Nature Communications (Jan 2023)

Western diet contributes to the pathogenesis of non-alcoholic steatohepatitis in male mice via remodeling gut microbiota and increasing production of 2-oleoylglycerol

  • Ming Yang,
  • Xiaoqiang Qi,
  • Nan Li,
  • Jussuf T. Kaifi,
  • Shiyou Chen,
  • Andrew A. Wheeler,
  • Eric T. Kimchi,
  • Aaron C. Ericsson,
  • R. Scott Rector,
  • Kevin F. Staveley-O’Carroll,
  • Guangfu Li

DOI
https://doi.org/10.1038/s41467-023-35861-1
Journal volume & issue
Vol. 14, no. 1
pp. 1 – 17

Abstract

Read online

Abstract The interplay between western diet and gut microbiota drives the development of non-alcoholic fatty liver disease and its progression to non-alcoholic steatohepatitis.

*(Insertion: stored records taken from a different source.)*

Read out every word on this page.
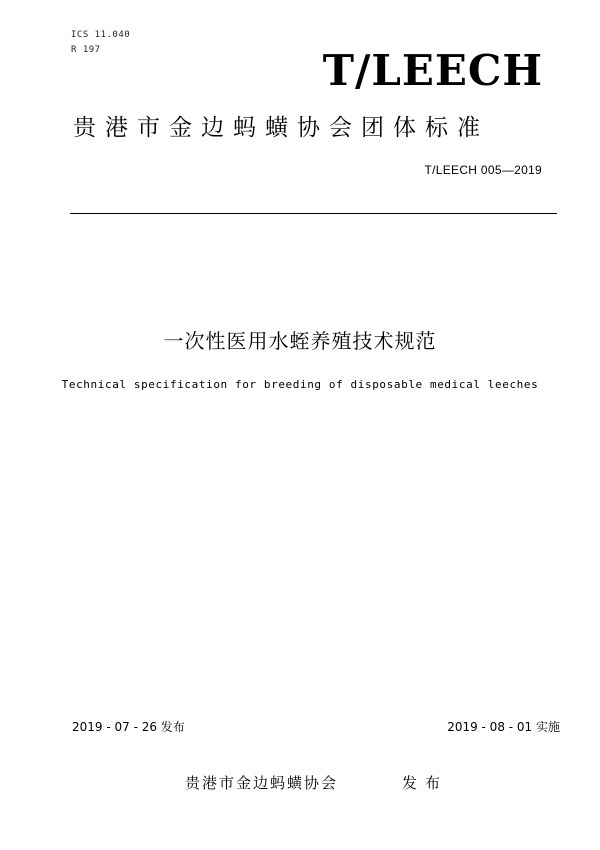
ICS 11.040
R 197	T/LEECH
贵港市金边蚂蟥协会团体标准
T/LEECH 005—2019
一次性医用水蛭养殖技术规范
Technical specification for breeding of disposable medical leeches
2019 - 07 - 26 发布	2019 - 08 - 01 实施
贵港市金边蚂蟥协会	发布
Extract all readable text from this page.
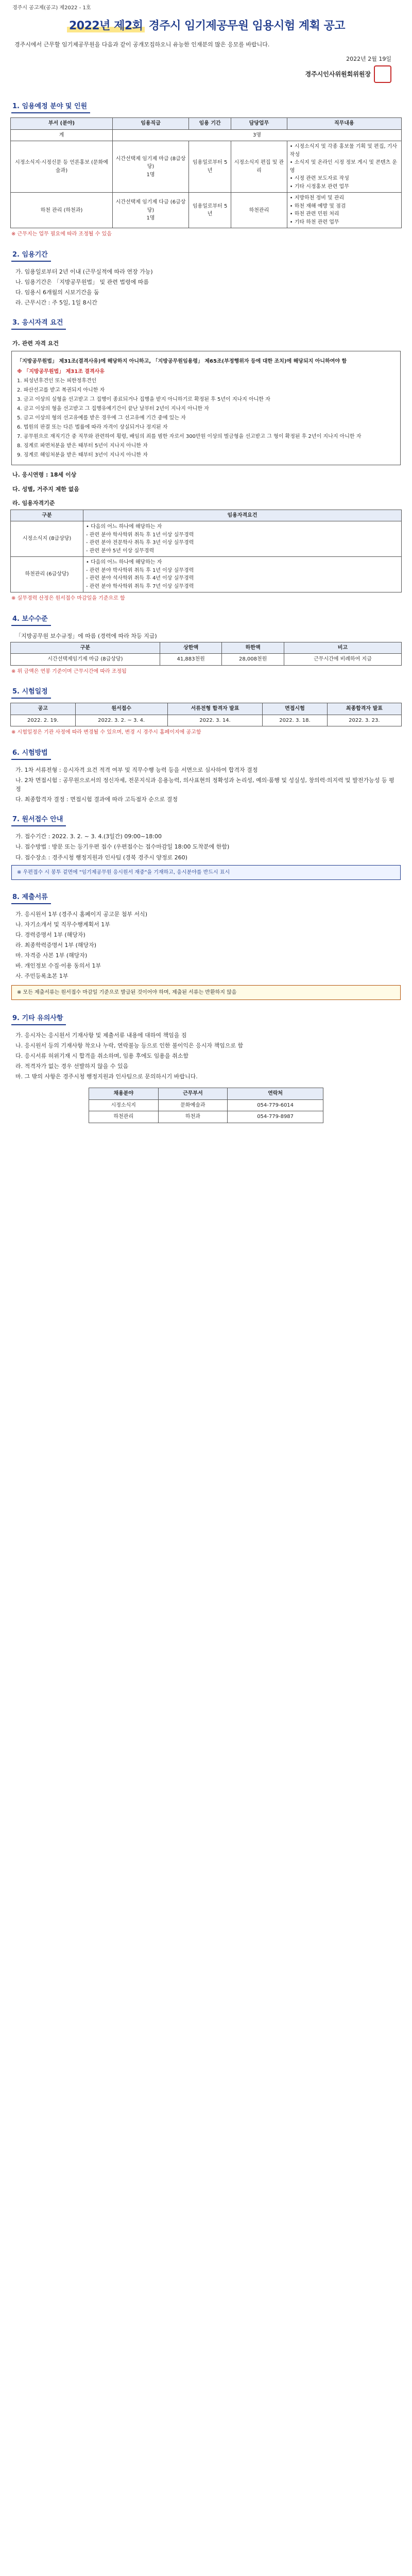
경주시 공고제(공고) 제2022 - 1호
2022년 제2회 경주시 임기제공무원 임용시험 계획 공고
경주시에서 근무할 임기제공무원을 다음과 같이 공개모집하오니 유능한 인재분의 많은 응모를 바랍니다.
2022년 2월 19일
경주시인사위원회위원장
1. 임용예정 분야 및 인원
부서 (분야)	임용직급	임용 기간	담당업무	직무내용
계	3명			
시정소식지·시정신문 등 언론홍보 (문화예술과)	시간선택제 임기제 마급 (8급상당)
1명	임용일로부터 5년	시정소식지 편집 및 관리	• 시정소식지 및 각종 홍보물 기획 및 편집, 기사 작성
• 소식지 및 온라인 시정 정보 게시 및 콘텐츠 운영
• 시정 관련 보도자료 작성
• 기타 시정홍보 관련 업무
하천 관리 (하천과)	시간선택제 임기제 다급 (6급상당)
1명	임용일로부터 5년	하천관리	• 지방하천 정비 및 관리
• 하천 재해 예방 및 점검
• 하천 관련 민원 처리
• 기타 하천 관련 업무
※ 근무지는 업무 필요에 따라 조정될 수 있음
2. 임용기간
가. 임용일로부터 2년 이내 (근무실적에 따라 연장 가능)
나. 임용기간은 「지방공무원법」 및 관련 법령에 따름
다. 임용시 6개월의 시보기간을 둠
라. 근무시간 : 주 5일, 1일 8시간
3. 응시자격 요건
가. 관련 자격 요건
「지방공무원법」 제31조(결격사유)에 해당하지 아니하고, 「지방공무원임용령」 제65조(부정행위자 등에 대한 조치)에 해당되지 아니하여야 함
※ 「지방공무원법」 제31조 결격사유
1. 피성년후견인 또는 피한정후견인
2. 파산선고를 받고 복권되지 아니한 자
3. 금고 이상의 실형을 선고받고 그 집행이 종료되거나 집행을 받지 아니하기로 확정된 후 5년이 지나지 아니한 자
4. 금고 이상의 형을 선고받고 그 집행유예기간이 끝난 날부터 2년이 지나지 아니한 자
5. 금고 이상의 형의 선고유예를 받은 경우에 그 선고유예 기간 중에 있는 자
6. 법원의 판결 또는 다른 법률에 따라 자격이 상실되거나 정지된 자
7. 공무원으로 재직기간 중 직무와 관련하여 횡령, 배임의 죄를 범한 자로서 300만원 이상의 벌금형을 선고받고 그 형이 확정된 후 2년이 지나지 아니한 자
8. 징계로 파면처분을 받은 때부터 5년이 지나지 아니한 자
9. 징계로 해임처분을 받은 때부터 3년이 지나지 아니한 자
나. 응시연령 : 18세 이상
다. 성별, 거주지 제한 없음
라. 임용자격기준
구분	임용자격요건
시정소식지 (8급상당)	• 다음의 어느 하나에 해당하는 자
- 관련 분야 학사학위 취득 후 1년 이상 실무경력
- 관련 분야 전문학사 취득 후 3년 이상 실무경력
- 관련 분야 5년 이상 실무경력
하천관리 (6급상당)	• 다음의 어느 하나에 해당하는 자
- 관련 분야 박사학위 취득 후 1년 이상 실무경력
- 관련 분야 석사학위 취득 후 4년 이상 실무경력
- 관련 분야 학사학위 취득 후 7년 이상 실무경력
※ 실무경력 산정은 원서접수 마감일을 기준으로 함
4. 보수수준
「지방공무원 보수규정」에 따름 (경력에 따라 차등 지급)
구분	상한액	하한액	비고
시간선택제임기제 마급 (8급상당)	41,883천원	28,008천원	근무시간에 비례하여 지급
※ 위 금액은 연봉 기준이며 근무시간에 따라 조정됨
5. 시험일정
공고	원서접수	서류전형 합격자 발표	면접시험	최종합격자 발표
2022. 2. 19.	2022. 3. 2. ~ 3. 4.	2022. 3. 14.	2022. 3. 18.	2022. 3. 23.
※ 시험일정은 기관 사정에 따라 변경될 수 있으며, 변경 시 경주시 홈페이지에 공고함
6. 시험방법
가. 1차 서류전형 : 응시자격 요건 적격 여부 및 직무수행 능력 등을 서면으로 심사하여 합격자 결정
나. 2차 면접시험 : 공무원으로서의 정신자세, 전문지식과 응용능력, 의사표현의 정확성과 논리성, 예의·품행 및 성실성, 창의력·의지력 및 발전가능성 등 평정
다. 최종합격자 결정 : 면접시험 결과에 따라 고득점자 순으로 결정
7. 원서접수 안내
가. 접수기간 : 2022. 3. 2. ~ 3. 4.(3일간) 09:00~18:00
나. 접수방법 : 방문 또는 등기우편 접수 (우편접수는 접수마감일 18:00 도착분에 한함)
다. 접수장소 : 경주시청 행정지원과 인사팀 (경북 경주시 양정로 260)
※ 우편접수 시 봉투 겉면에 "임기제공무원 응시원서 재중"을 기재하고, 응시분야를 반드시 표시
8. 제출서류
가. 응시원서 1부 (경주시 홈페이지 공고문 첨부 서식)
나. 자기소개서 및 직무수행계획서 1부
다. 경력증명서 1부 (해당자)
라. 최종학력증명서 1부 (해당자)
마. 자격증 사본 1부 (해당자)
바. 개인정보 수집·이용 동의서 1부
사. 주민등록초본 1부
※ 모든 제출서류는 원서접수 마감일 기준으로 발급된 것이어야 하며, 제출된 서류는 반환하지 않음
9. 기타 유의사항
가. 응시자는 응시원서 기재사항 및 제출서류 내용에 대하여 책임을 짐
나. 응시원서 등의 기재사항 착오나 누락, 연락불능 등으로 인한 불이익은 응시자 책임으로 함
다. 응시서류 허위기재 시 합격을 취소하며, 임용 후에도 임용을 취소함
라. 적격자가 없는 경우 선발하지 않을 수 있음
마. 그 밖의 사항은 경주시청 행정지원과 인사팀으로 문의하시기 바랍니다.
채용분야	근무부서	연락처
시정소식지	문화예술과	054-779-6014
하천관리	하천과	054-779-8987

However, the specific microbial and metabolic mediators contributing to non-alcoholic steatohepatitis remain to be identified. Here, a choline-low high-fat and high-sugar diet, representing a typical western diet, named CL-HFS, successfully induces male mouse non-alcoholic steatohepatitis with some features of the human disease, such as hepatic inflammation, steatosis, and fibrosis. Metataxonomic and metabolomic studies identify Blautia producta and 2-oleoylglycerol as clinically relevant bacterial and metabolic mediators contributing to CL-HFS-induced non-alcoholic steatohepatitis. In vivo studies validate that both Blautia producta and 2-oleoylglycerol promote liver inflammation and hepatic fibrosis in normal diet- or CL-HFS-fed mice. Cellular and molecular studies reveal that the GPR119/TAK1/NF-κB/TGF-β1 signaling pathway mediates 2-oleoylglycerol-induced macrophage priming and subsequent hepatic stellate cell activation. These findings advance our understanding of non-alcoholic steatohepatitis pathogenesis and provide targets for developing microbiome/metabolite-based therapeutic strategies against non-alcoholic steatohepatitis.